Now, it's time for that potential to be fully realized – and it will be in 2014. It will be the year we see OpenStack make a big move from being a platform with a great deal of interest and hype, to something that is a very tangible option for public and private organizations that wish to build their cloud infrastructure.
These organizations may, at one time, have been wary of OpenStack adoption, with questions about security, interoperability and vendor lock-in, usability, and overall confusion about the benefits of the solution to enterprises. But those concerns are being addressed by the simple maturity of the product and efforts by vendors to provide enterprise-ready OpenStack solutions. Today, OpenStack is no longer a massive development project; it is being commercialized and packaged to be consumable for organizations, and is well on its way to being able to address specific needs.

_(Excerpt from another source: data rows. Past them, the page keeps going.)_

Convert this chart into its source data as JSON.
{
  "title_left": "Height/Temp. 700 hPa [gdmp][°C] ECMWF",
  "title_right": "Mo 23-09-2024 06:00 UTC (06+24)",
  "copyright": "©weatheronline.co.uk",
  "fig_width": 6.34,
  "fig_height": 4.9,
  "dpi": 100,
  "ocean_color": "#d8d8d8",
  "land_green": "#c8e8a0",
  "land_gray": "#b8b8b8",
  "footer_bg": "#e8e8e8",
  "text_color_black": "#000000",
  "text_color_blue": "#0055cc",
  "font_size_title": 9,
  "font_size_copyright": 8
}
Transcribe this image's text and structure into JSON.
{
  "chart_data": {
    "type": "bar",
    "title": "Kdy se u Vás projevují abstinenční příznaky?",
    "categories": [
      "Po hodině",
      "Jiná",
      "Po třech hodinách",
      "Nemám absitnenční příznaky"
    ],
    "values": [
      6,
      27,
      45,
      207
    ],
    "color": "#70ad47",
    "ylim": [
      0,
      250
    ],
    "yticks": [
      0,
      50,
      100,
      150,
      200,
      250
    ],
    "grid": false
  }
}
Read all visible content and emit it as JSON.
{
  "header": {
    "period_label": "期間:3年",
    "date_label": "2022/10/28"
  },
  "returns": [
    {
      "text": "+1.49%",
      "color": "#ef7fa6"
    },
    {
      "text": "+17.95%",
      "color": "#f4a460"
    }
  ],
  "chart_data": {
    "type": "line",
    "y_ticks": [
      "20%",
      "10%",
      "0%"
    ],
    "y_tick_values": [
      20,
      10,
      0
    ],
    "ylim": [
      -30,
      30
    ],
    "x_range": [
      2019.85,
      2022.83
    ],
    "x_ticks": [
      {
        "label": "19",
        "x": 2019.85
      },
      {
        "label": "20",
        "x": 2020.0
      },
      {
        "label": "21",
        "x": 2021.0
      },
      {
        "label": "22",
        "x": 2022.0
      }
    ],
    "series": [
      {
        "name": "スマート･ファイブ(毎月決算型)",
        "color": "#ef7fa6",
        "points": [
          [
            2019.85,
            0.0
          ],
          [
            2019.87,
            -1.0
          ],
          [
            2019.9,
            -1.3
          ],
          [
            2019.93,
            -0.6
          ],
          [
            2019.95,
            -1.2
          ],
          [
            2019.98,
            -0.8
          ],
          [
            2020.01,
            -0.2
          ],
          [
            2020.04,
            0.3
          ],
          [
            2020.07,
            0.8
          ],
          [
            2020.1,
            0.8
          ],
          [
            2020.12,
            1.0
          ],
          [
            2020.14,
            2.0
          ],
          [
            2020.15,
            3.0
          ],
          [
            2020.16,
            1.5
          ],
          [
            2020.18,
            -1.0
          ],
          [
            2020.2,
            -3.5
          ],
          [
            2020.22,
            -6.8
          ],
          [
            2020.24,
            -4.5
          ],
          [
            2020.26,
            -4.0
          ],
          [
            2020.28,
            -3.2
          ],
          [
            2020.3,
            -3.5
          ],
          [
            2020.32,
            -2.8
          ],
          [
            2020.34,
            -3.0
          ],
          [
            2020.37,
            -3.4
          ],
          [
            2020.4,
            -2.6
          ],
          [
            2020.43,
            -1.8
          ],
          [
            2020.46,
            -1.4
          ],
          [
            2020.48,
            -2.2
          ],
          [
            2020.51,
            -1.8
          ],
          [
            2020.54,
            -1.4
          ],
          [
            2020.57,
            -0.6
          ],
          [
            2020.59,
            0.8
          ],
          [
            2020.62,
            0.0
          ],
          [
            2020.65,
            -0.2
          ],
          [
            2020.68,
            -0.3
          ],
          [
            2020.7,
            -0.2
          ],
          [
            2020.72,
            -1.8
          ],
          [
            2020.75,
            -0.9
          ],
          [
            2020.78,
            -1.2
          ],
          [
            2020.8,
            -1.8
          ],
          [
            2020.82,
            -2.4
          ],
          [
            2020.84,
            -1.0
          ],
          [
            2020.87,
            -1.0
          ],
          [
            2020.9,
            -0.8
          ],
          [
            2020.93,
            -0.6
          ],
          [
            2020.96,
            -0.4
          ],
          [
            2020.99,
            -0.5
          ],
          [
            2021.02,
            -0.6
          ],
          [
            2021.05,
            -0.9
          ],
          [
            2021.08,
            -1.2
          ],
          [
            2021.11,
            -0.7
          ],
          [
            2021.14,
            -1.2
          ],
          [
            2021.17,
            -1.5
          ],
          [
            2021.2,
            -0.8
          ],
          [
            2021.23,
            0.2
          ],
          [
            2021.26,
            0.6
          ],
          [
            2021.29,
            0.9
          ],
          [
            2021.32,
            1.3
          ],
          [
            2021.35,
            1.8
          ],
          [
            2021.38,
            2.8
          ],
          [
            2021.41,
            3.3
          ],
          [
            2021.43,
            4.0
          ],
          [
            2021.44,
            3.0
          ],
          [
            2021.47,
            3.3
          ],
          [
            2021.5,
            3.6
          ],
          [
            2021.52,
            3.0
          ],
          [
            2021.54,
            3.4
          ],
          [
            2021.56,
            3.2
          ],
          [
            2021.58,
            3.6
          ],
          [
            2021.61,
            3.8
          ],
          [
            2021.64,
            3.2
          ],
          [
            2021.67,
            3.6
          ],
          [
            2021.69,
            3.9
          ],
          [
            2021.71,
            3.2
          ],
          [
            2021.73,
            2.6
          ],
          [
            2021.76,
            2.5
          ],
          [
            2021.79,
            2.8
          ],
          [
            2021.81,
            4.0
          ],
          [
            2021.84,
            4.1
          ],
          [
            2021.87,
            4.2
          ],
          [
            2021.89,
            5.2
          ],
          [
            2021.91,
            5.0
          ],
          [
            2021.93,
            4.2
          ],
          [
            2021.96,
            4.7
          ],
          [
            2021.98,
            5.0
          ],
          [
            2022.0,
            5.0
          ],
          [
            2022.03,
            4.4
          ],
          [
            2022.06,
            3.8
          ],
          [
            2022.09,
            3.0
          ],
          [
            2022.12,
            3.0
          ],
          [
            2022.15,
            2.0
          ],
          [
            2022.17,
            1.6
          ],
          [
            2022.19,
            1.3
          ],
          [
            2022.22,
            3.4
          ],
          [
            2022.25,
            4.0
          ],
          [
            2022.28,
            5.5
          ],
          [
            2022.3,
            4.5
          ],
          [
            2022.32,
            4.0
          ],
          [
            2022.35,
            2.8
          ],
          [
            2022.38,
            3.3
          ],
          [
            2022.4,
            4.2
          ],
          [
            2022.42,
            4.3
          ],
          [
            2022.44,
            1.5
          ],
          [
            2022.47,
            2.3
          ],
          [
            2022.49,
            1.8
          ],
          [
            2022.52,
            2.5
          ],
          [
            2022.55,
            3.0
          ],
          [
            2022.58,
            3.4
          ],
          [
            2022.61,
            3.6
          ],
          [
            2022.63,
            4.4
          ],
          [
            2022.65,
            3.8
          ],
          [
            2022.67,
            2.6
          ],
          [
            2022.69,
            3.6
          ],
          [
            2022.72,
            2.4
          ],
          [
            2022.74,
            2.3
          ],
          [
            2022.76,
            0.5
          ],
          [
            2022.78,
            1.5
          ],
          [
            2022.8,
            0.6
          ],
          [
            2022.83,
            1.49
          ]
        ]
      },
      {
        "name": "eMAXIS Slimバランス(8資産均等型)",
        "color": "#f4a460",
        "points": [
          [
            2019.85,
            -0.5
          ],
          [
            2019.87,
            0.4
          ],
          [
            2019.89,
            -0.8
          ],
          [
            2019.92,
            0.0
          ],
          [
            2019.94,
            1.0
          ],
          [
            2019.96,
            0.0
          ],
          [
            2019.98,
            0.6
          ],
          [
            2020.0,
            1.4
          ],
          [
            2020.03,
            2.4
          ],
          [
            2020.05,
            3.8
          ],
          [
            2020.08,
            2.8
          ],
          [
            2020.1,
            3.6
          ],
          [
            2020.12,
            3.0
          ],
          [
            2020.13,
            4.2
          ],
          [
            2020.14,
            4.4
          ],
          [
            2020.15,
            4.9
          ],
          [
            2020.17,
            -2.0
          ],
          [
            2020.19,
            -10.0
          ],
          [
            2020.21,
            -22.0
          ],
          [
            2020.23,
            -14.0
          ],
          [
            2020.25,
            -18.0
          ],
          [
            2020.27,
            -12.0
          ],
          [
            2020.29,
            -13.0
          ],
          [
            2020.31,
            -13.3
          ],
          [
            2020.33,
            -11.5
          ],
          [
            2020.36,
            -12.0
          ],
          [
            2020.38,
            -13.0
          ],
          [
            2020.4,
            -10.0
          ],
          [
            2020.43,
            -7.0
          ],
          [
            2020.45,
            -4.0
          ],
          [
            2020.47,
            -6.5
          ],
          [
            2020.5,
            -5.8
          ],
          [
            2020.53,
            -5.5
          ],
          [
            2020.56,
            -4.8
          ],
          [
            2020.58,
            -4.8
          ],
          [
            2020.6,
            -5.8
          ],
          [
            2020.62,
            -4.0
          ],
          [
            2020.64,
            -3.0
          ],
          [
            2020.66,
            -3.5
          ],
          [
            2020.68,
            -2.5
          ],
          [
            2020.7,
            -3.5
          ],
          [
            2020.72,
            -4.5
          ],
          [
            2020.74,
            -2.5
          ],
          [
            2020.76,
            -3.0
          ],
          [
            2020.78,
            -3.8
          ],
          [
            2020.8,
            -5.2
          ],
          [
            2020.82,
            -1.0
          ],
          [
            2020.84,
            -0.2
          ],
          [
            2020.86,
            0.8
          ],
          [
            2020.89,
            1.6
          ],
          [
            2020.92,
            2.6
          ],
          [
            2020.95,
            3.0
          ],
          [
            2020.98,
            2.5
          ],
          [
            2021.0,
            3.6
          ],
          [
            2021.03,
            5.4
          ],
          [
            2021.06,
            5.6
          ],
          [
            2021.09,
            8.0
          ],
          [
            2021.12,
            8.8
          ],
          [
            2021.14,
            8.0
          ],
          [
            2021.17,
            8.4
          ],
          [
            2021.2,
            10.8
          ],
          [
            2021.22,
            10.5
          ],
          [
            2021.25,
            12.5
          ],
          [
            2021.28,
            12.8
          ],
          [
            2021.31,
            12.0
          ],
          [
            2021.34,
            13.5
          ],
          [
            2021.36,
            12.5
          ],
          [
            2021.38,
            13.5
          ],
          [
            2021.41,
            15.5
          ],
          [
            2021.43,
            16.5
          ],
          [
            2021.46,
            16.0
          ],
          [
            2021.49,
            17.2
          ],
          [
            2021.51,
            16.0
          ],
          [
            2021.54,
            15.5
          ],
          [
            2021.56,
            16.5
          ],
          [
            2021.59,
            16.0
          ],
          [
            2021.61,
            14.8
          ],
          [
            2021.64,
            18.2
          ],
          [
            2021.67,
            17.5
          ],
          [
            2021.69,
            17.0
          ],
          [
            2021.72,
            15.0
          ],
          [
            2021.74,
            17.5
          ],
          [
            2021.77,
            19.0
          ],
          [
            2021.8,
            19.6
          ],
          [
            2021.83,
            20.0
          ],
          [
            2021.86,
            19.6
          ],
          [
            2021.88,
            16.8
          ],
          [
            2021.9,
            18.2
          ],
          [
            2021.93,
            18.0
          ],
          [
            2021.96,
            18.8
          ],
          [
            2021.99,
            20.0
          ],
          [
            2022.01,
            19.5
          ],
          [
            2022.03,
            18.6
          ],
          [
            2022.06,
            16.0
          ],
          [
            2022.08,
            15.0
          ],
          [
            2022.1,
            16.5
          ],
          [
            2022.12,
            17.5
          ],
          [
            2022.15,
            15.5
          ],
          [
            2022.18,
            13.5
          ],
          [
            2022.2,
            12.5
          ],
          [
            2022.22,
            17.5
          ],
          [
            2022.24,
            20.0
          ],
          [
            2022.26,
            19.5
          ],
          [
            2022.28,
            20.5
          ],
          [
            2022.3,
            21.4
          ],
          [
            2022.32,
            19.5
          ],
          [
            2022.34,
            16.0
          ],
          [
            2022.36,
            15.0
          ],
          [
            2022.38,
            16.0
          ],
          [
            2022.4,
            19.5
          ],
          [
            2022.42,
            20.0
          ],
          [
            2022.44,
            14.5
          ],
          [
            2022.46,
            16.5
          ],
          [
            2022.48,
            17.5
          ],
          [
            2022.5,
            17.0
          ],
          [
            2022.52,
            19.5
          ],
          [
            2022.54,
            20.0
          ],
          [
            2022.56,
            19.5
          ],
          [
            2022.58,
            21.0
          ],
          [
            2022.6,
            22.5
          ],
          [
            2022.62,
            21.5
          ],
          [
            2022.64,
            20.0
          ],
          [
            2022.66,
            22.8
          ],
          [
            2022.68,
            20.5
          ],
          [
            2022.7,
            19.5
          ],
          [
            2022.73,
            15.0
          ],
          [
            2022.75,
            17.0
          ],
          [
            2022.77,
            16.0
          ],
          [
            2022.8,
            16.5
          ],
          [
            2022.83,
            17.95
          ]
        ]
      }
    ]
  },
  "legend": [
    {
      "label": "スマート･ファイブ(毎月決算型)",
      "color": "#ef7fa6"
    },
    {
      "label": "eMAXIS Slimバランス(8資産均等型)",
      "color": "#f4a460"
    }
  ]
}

This process will continue in 2014. As a result, the market for OpenStack will broaden and grow. This growth will be driven by four primary factors:
1. The Continued Focus on Security
As with any new platform, security was an initial concern with OpenStack. The focus on the development of enterprise-grade OpenStack solutions has helped alleviate that concern, and that focus will continue unabated in 2014. This will lead to...
2. Increased Adoption within the Financial, Telecommunications and Public Sectors
We are beginning to see OpenStack solutions tailor made for each of these industries. Each of these share commonalities in that they have deep concerns about security, privacy and compliance – all of which are being directly addressed by new, enterprise-grade OpenStack solutions. Organizations in these sectors will take a good, hard look at how OpenStack can help them scale their cloud initiatives while ensuring that confidential data is well-protected. As a result, the financial, telecommunications and public arenas will serve as the primary proof points for OpenStack within organizational environments, and the harbingers for adoption in other sectors.
3. The Growing OpenStack Ecosystem
There was a significant uptick in this area in 2013, but 2014 will undoubtedly be the year the OpenStack ecosystem truly comes into its own. Right now, just about everyone is throwing their hat into the ring, but it's not enough to have everyone and their mother commit to building enterprise-grade OpenStack solutions. Rather, the key in 2014 will be the number of OpenStack certifications that are granted. I believe this number will greatly increase, separating true OpenStack hardware and software vendors from the pretenders. The certification will provide organizations with the assurance of reliability, and help them feel more comfortable about OpenStack implementation.